129. Die Wissenschaft der Kissenschlacht: Mathematik des Paarungsverhaltens[ 2 ]
    Selbst wenn Sie bis hierher nur jedes zehnte Stück gelesen hätten, so kämen Sie doch auf eine Leselänge, die Ihnen in jedem postmodernen Roman, der was auf sich hält, eine gepflegte Portion Erotik bescheren würde. Also dann:
    Während des Zweiten Weltkrieges und danach waren einige Hunderttausend amerikanische Soldaten in Großbritannien stationiert. Es war ein einzigartiges Bio- und Soziotop der Durchdringung einer Kultur mit einer anderen Kultur, auch eine Art von kleinem Clash of Civilizations. Dies zeigte sich in vielen Bereichen interkultureller Kommunikation. Ein besonders lehrreicher Fall war das nationalitätenübergreifende Paarungsverhalten.
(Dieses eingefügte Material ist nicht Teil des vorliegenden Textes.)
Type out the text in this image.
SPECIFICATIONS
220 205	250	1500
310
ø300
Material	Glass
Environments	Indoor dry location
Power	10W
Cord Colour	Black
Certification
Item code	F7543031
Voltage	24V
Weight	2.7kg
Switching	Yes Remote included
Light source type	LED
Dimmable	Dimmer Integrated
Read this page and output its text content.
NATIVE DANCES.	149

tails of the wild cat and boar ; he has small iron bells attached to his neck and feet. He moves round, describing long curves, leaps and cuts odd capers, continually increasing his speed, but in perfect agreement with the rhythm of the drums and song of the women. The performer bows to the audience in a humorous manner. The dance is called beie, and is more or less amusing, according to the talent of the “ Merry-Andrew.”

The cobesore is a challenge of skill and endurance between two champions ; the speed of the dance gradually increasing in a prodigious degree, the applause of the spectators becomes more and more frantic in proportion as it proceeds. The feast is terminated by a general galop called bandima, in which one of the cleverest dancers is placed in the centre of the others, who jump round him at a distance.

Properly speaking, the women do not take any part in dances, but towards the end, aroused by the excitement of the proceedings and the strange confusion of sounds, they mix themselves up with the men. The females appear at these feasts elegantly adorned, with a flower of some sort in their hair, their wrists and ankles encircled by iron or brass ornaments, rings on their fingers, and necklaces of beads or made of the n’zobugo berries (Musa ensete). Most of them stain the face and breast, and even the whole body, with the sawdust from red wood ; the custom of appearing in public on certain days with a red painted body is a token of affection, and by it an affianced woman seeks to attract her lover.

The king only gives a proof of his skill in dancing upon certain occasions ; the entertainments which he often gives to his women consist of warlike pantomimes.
Ein Aspekt war besonders paradox: So sagten sowohl die amerikanischen Soldaten wie auch die englischen Mädchen überraschenderweise vom jeweiligen Partner, er sei übertrieben stürmisch.
    Eine Gruppe von Wissenschaftlern, unter anderem auch die bekannte Völkerkundlerin Margaret Mead in Zusammenarbeit mit Psychologen, Soziologen und Mathematiker, konnte den darin impliziten Widerspruch schließlich durch ein Stufenmodell des Paarungsverhaltens aufklären: Die Crew der Wissenschaftler modellierte das Paarungsverhalten in beiden Kulturen, vom ersten Blickkontakt bis zum Geschlechtsverkehr, durch eine Folge von 30 für sich bestehenden Stufen. Das Paarungsverhalten weist in beiden Kulturen dieselben Verhaltensweisen auf, die aber – so fanden die Forscher – in den Kulturkreisen eine unterschiedliche Abfolge haben. So steht das Küssen im amerikanischen Paarungsverhalten relativ weit vorn, etwa auf Stufe 5, gilt also als recht harmlos. Im englischen Paarungsverhalten stellt es aber schon etwas relativ Intimes dar und nimmt ungefähr den Rangplatz 25 ein.

    Abbildung 83: Cartoon von Sidney Harris: Erstes Date mit einem Logiker. «Diese Venn-Diagramme werden uns viel Zeit sparen. Schauen wir mal, wo Sie liegen, wo ich liege und ob es Überlappungen gibt.»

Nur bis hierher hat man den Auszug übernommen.